O oyunda, piyasacılık esas ve finans işi şimdi kapıştığımız ellerin kontrolunda değil midir?
"Oyun" bu kurallara göre oynanmak zorunda değil midir?
Ayrıca bu memleket:
-Eğitim kalitesi düşük ama sayısal olarak hayli büyük ve büyümesine taraftar olunan bir nüfusa sahiptir.
-Yetişkin eleman kıttır, çağın gerektirdiği kalifiye eleman yetiştirilememekte, zor bela yetişenler gelişmiş ülkelere göçmektedir.
-Sermaye birikimi çok düşüktür. Var olan yerli ve bir zamanlar gelmiş yabancı sermaye de şimdi dışarıya akmaktadır.

-Her türlü kurumlaşma zayıftır, mevcut kurumlar yerli yerine oturmamıştır.
-Kayıt dışılık yaygındır.

-Rant ekonomisi hakimdir. İthalat ve inşaatın cazibesiyle üretimden adeta vazgeçilmiştir.

-Tarım ve hayvancılık sürekli gerilemektedir.
-Stratejik konumda ve büyüklükteki sanayi şirketlerinin pek çoğu yabancıların elindedir. Yabancı elinde olmayanlar da; lisans, ham madde, finansman, pazarlama… gibi yönlerden büyük ölçüde dışa bağlıdır.
-Yap-İşlet modeli, ihtiyaç yerine adeta istismar düzeyinde hoyratça kullanılarak hem ekonominin kıt kaynakları israf edilmiş hem o bir zamanlar şikayet edilen KİT’lerden çok daha büyük yüklere neden olunmuştur.
-Kamu ve özel sektörün dış borçlanmaları konusundaki hesapsızlık ve öngörüsüzlük bu borçların artık çevrilemeyecek büyüklüklere gelmesine neden olmuştur.
-Uygulanan dış politika ve bölgedeki gelişmeler ihracatta büyük pazar kaybına yol açmıştır.
-Ekonomideki gerileme ve istihdamsızlık yoksulluğu arttırmış; bu yoksulluk olgusu, siyaset kurumunu sadaka politikacılığına yöneltmiştir.

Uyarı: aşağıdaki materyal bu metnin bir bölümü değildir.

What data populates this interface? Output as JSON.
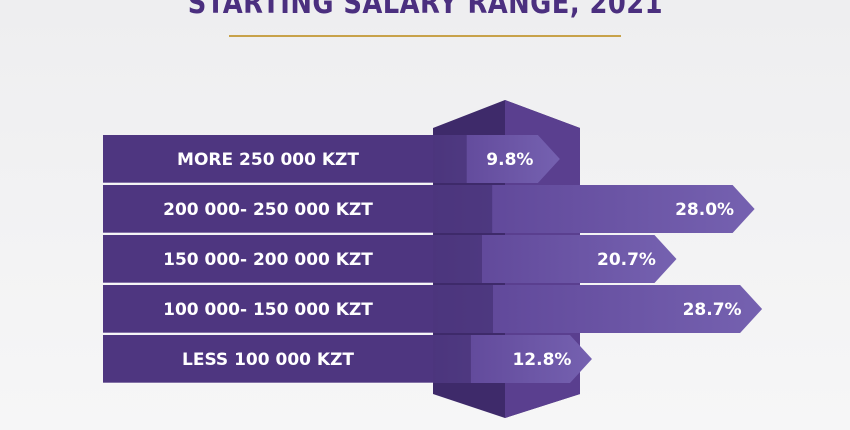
{
  "page": {
    "title": "STARTING SALARY RANGE, 2021"
  },
  "chart_data": {
    "type": "bar",
    "title": "STARTING SALARY RANGE, 2021",
    "categories": [
      "MORE 250 000 KZT",
      "200 000- 250 000 KZT",
      "150 000- 200 000 KZT",
      "100 000- 150 000 KZT",
      "LESS 100 000 KZT"
    ],
    "values": [
      9.8,
      28.0,
      20.7,
      28.7,
      12.8
    ],
    "value_labels": [
      "9.8%",
      "28.0%",
      "20.7%",
      "28.7%",
      "12.8%"
    ],
    "unit": "%",
    "colors": {
      "box": "#4e3680",
      "box_dark": "#3f2a6d",
      "prism_front": "#5a3f8f",
      "prism_side": "#3e2a6a",
      "arrow_start": "#5d4496",
      "arrow_end": "#7561b0",
      "title": "#4b2f7f",
      "rule": "#c8a24a"
    }
  }
}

-Üniversitelerin, sivil toplum kuruluşlarının ve medyanın uygulamalara ilişkin gerçekçi analiz, eleştiri ve önerilerine itibar edilmemiş, desteklerine ihtiyaç duyulmamıştır.

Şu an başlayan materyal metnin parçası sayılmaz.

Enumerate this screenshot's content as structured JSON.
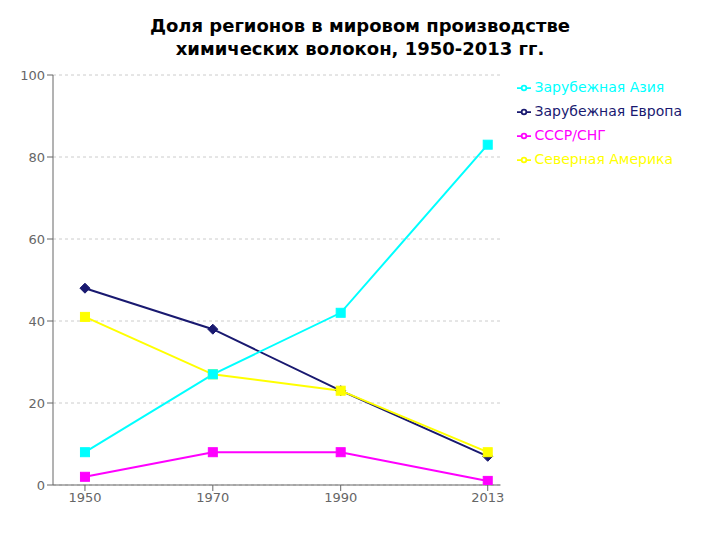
{
  "chart_data": {
    "type": "line",
    "title": "Доля регионов в мировом производстве\nхимических волокон, 1950-2013 гг.",
    "x": [
      1950,
      1970,
      1990,
      2013
    ],
    "series": [
      {
        "name": "Зарубежная Европа",
        "color": "#191970",
        "marker": "diamond",
        "values": [
          48,
          38,
          23,
          7
        ]
      },
      {
        "name": "СССР/СНГ",
        "color": "#FF00FF",
        "marker": "square",
        "values": [
          2,
          8,
          8,
          1
        ]
      },
      {
        "name": "Северная Америка",
        "color": "#FFFF00",
        "marker": "square",
        "values": [
          41,
          27,
          23,
          8
        ]
      },
      {
        "name": "Зарубежная Азия",
        "color": "#00FFFF",
        "marker": "square",
        "values": [
          8,
          27,
          42,
          83
        ]
      }
    ],
    "xlim": [
      1945,
      2015
    ],
    "xticks": [
      1950,
      1970,
      1990,
      2013
    ],
    "ylim": [
      0,
      100
    ],
    "yticks": [
      0,
      20,
      40,
      60,
      80,
      100
    ],
    "grid": true,
    "legend": "right"
  }
}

-Gelir dağılımındaki adaletsizlik ve bu yapının yarattığı lüks yatırım ve tüketim asla kısıtlanmamış, tam aksine, kan kaybeden ekonominin “sözde” gelişiyor olduğunun kanıtı olarak gösterilmiştir.
Peki böyle bir durumda bütün bu sayılanların olumsuz etkileri ortadayken yapılanları gözden geçirip buradaki yanlışlardan "keskin bir biçimde" dönmek yerine, -sanki yapılanlar hep doğru sonuçlar vermiş ama yetmemiş gibi- içine düşülen durum için bunların dışında bir sebep bulmaya çalışmak ne kadar doğru olabilir ki?
Burada sayılan o yanlışlar "arızi" değil de "yapısal" hale gelmiş ise; hala üzerlerine toz kondurulamıyor ise, şimdi kalkıp da, bütün bu gerçeklere rağmen -sanki kalkınmamıza nazar değmiş gibi- “Biz hep doğruları yaptık ama şu oldu da bizim ekonomimiz ondan dolayı aniden krize girdi” demek mümkün müdür?
Şimdi bile bir "U" dönüşü yapabilsek, acaba o "kriz"den geriye fazla bir şey kalır mı?